I want to start a background process in a Java EE (OC4J 10) environment. It seems wrong to just start a Thread with "new Thread" But I can't find a good way for this.
Using a JMS queue is difficult in my special case, since my parameters for this method call are not serializable.
I also thought about using an onTimeout Timer Method on a session bean but this does not allow me to pass parameters (as far as I know).
Is there any "canon" way to handle such a task, or do I just have to revert to "new Thread" or a java.concurrent.ThreadPool.
Java EE usually attempts to removing threading from the developers concerns. (It's success at this is a completely different topic).
JMS is clearly the preferred approach to handle this.
With most parameters, you have the option of forcing or faking serialization, even if they aren't serializable by default. Depending on the data, consider wrapping it in a serializable object that can reload the data. This will clearly depend on the parameter and application.
JMS is the Java EE way of doing this. You can start your own threads if the container lets you, but that does violate the Java EE spec (you may or may not care about this).
If you don't care about Java EE generic compliance (if you would in fact resort to threads rather than deal with JMS), the Oracle container will for sure have proprietary ways of doing this (such as the OracleAS Job Scheduler).
Don't know OCJ4 in detail but I used the Thread approach and a java.util.Timer approach to perform some task in a Tomcat based application. In Java 5+ there is an option to use one of the Executor services (Sheduled, Priority).
I don't know about the onTimeout but you could pass parameters around in the session itself, the app context or in a static variable (discouraged would some say). But the name tells me it is invoked when the user's session times out and you want to do some cleanup.
Using the JMS is the right way to do it, but it's heavier weight.
The advantage you get is that if you need multiple servers, one server or whatever, once the servers are configured, your "Threading" can now be distributed to multiple machines.
It also means you don't want to send a message for a truly trivial amount of work or with a massive amount of data. Choose your interface points well.
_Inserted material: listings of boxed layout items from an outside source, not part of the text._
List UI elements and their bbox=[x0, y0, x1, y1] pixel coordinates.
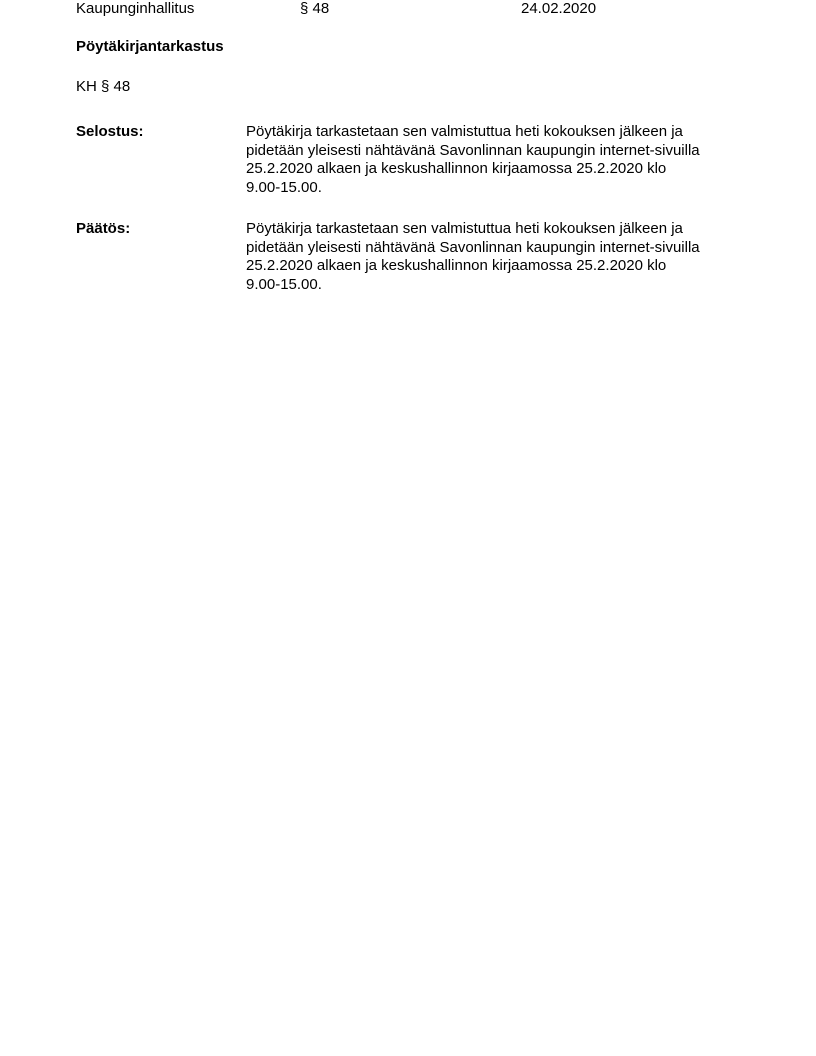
section-text-paatos bbox=[246, 220, 746, 294]
section-label-paatos: Päätös: bbox=[76, 220, 131, 237]
text-line: pidetään yleisesti nähtävänä Savonlinnan kaupungin internet-sivuilla bbox=[246, 238, 700, 256]
header-section: § 48 bbox=[300, 0, 330, 17]
reference: KH § 48 bbox=[76, 78, 131, 95]
text-line: 9.00-15.00. bbox=[246, 178, 322, 196]
header-body: Kaupunginhallitus bbox=[76, 0, 195, 17]
document-title: Pöytäkirjantarkastus bbox=[76, 38, 224, 55]
header-date: 24.02.2020 bbox=[521, 0, 597, 17]
text-line: Pöytäkirja tarkastetaan sen valmistuttua heti kokouksen jälkeen ja bbox=[246, 220, 683, 237]
text-line: pidetään yleisesti nähtävänä Savonlinnan kaupungin internet-sivuilla bbox=[246, 141, 700, 159]
section-label-selostus: Selostus: bbox=[76, 123, 144, 140]
text-line: 25.2.2020 alkaen ja keskushallinnon kirjaamossa 25.2.2020 klo bbox=[246, 160, 667, 177]
text-line: 25.2.2020 alkaen ja keskushallinnon kirjaamossa 25.2.2020 klo bbox=[246, 257, 667, 274]
text-line: 9.00-15.00. bbox=[246, 275, 322, 293]
text-line: Pöytäkirja tarkastetaan sen valmistuttua heti kokouksen jälkeen ja bbox=[246, 123, 683, 140]
section-text-selostus bbox=[246, 123, 746, 197]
see here for some more info:
stackoverflow.com/questions/533783/why-spawning-threads-in-j2ee-container-is-discouraged
I've been creating threads in a container (Tomcat, JBoss) with no problem, but they were really simple queues, and I don't rely on clustering.
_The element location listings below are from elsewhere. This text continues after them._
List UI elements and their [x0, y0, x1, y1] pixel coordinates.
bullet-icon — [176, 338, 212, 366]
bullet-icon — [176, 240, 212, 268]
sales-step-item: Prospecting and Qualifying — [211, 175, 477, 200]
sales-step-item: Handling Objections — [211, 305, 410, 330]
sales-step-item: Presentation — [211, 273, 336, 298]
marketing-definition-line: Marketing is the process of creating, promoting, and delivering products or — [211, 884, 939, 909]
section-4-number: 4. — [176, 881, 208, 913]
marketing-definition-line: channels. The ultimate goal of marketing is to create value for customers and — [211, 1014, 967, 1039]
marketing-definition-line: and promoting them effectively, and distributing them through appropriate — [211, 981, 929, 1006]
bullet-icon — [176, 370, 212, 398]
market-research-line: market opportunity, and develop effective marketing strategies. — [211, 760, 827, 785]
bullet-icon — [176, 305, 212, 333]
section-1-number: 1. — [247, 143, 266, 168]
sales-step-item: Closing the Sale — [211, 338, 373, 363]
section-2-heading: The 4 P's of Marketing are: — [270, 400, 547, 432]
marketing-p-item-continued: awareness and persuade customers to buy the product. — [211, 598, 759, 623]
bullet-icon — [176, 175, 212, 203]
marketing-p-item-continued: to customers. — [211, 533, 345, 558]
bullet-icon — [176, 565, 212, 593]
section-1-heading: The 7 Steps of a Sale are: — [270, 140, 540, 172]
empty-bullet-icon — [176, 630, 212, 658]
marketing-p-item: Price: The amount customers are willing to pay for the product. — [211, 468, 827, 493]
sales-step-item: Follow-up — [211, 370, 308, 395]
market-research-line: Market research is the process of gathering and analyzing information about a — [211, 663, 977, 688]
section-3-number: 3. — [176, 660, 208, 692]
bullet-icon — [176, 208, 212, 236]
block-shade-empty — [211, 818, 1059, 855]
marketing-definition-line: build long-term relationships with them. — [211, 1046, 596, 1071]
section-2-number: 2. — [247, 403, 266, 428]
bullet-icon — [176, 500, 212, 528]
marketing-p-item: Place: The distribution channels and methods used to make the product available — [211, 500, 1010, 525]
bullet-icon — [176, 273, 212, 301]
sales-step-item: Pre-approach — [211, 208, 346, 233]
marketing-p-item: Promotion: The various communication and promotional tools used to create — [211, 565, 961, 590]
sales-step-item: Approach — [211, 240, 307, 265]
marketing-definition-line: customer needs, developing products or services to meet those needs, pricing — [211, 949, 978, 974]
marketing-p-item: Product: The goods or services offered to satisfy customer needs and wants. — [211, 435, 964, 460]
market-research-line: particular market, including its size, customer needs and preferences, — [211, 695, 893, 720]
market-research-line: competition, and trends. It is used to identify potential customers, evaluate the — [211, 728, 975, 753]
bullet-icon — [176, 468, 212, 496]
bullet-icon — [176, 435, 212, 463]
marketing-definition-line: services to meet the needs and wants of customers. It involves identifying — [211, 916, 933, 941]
However, EJB 3.1 will introduce asynchronous invocation that you may find useful:
http://www.theserverside.com/tt/articles/article.tss?track=NL-461&ad=700869&l=EJB3-1Maturity&asrc=EM_NLN_6665442&uid=2882457
Java EE doesn't really forbid you to create your own threads, it's the EJB spec that says "unmanaged threads" arn't allowed. The reason is that these threads are unknown to the application server and therefore the container cannot manage things like security and transactions on these threads.
Nevertheless there are lots of frameworks out there that do create their own threads. For example Quartz, Axis and Spring. Changes are your already using one of these, so it's not that bad to create your own threads as long as you're aware of the consequences. That said I agree with the others that the use of JMS or JCA is preferred over manual thread creation.
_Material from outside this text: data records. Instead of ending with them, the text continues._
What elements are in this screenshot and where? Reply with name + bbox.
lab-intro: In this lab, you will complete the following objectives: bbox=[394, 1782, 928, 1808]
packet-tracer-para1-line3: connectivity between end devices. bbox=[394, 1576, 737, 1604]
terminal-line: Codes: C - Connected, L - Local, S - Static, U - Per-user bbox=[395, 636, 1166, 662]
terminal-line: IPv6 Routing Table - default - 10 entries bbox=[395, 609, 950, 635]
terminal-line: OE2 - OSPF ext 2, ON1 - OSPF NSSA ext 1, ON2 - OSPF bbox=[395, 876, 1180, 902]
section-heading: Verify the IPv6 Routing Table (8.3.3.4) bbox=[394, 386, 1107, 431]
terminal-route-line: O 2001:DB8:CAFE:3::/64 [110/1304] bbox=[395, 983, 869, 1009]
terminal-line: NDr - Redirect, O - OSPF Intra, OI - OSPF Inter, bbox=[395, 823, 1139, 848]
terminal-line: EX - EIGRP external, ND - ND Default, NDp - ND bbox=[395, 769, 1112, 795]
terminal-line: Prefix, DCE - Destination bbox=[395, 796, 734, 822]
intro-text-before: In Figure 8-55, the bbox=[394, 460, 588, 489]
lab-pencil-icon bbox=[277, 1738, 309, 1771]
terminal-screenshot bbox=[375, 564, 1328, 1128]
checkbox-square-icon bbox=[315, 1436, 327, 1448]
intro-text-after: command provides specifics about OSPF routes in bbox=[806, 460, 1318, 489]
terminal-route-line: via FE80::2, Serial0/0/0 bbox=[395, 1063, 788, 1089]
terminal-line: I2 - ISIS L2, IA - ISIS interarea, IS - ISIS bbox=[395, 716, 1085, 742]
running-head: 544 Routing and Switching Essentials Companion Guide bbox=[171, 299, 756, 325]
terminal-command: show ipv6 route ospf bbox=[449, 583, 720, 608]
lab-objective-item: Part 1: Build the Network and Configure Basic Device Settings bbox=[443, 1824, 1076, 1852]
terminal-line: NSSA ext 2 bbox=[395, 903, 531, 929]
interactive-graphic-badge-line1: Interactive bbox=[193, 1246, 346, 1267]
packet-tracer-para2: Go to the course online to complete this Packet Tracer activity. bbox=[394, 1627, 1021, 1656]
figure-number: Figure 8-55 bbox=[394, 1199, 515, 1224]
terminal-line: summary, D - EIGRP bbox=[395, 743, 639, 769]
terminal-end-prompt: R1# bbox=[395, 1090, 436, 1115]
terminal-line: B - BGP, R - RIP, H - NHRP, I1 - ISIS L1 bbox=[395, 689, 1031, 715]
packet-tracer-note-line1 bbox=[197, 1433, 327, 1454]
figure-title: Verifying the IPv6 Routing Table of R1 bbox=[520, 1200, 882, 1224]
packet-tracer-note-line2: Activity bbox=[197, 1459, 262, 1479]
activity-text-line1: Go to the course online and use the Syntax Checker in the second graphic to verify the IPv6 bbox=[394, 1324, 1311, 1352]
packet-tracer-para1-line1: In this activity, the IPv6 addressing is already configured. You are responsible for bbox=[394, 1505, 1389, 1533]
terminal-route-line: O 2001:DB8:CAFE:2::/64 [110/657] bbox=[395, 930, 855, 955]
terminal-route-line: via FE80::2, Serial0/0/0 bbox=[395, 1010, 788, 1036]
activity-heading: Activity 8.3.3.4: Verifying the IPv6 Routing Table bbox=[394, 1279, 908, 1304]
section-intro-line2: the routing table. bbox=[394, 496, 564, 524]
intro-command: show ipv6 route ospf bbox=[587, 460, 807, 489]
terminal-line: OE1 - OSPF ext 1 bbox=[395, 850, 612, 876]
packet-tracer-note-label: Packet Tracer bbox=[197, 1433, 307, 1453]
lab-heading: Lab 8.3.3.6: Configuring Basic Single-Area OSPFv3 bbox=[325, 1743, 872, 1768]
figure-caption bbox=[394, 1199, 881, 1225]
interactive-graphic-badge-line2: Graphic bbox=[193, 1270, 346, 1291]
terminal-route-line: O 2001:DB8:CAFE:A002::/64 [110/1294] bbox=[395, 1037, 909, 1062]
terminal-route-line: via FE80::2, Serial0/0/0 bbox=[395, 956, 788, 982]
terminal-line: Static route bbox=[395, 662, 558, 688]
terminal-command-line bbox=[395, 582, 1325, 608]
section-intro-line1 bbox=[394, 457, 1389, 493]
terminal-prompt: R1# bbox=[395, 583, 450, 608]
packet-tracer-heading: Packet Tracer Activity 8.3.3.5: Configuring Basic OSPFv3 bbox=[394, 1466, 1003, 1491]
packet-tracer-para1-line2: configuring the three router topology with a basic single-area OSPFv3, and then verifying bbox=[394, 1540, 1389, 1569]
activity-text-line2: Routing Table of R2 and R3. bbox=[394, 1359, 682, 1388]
By the way, OC4J allows you to create your own threads. However it doesn't allow JNDI lookups from these unmanaged threads. You can disable this restriction by specifying the -userThreads argument.
I come from a .NET background, and JMS seems quite heavy-weight to me. Instead, I recommend Quartz, which is a background-scheduling library for Java and JEE apps. (I used Quartz.NET in my ASP.NET MVC app with much success.)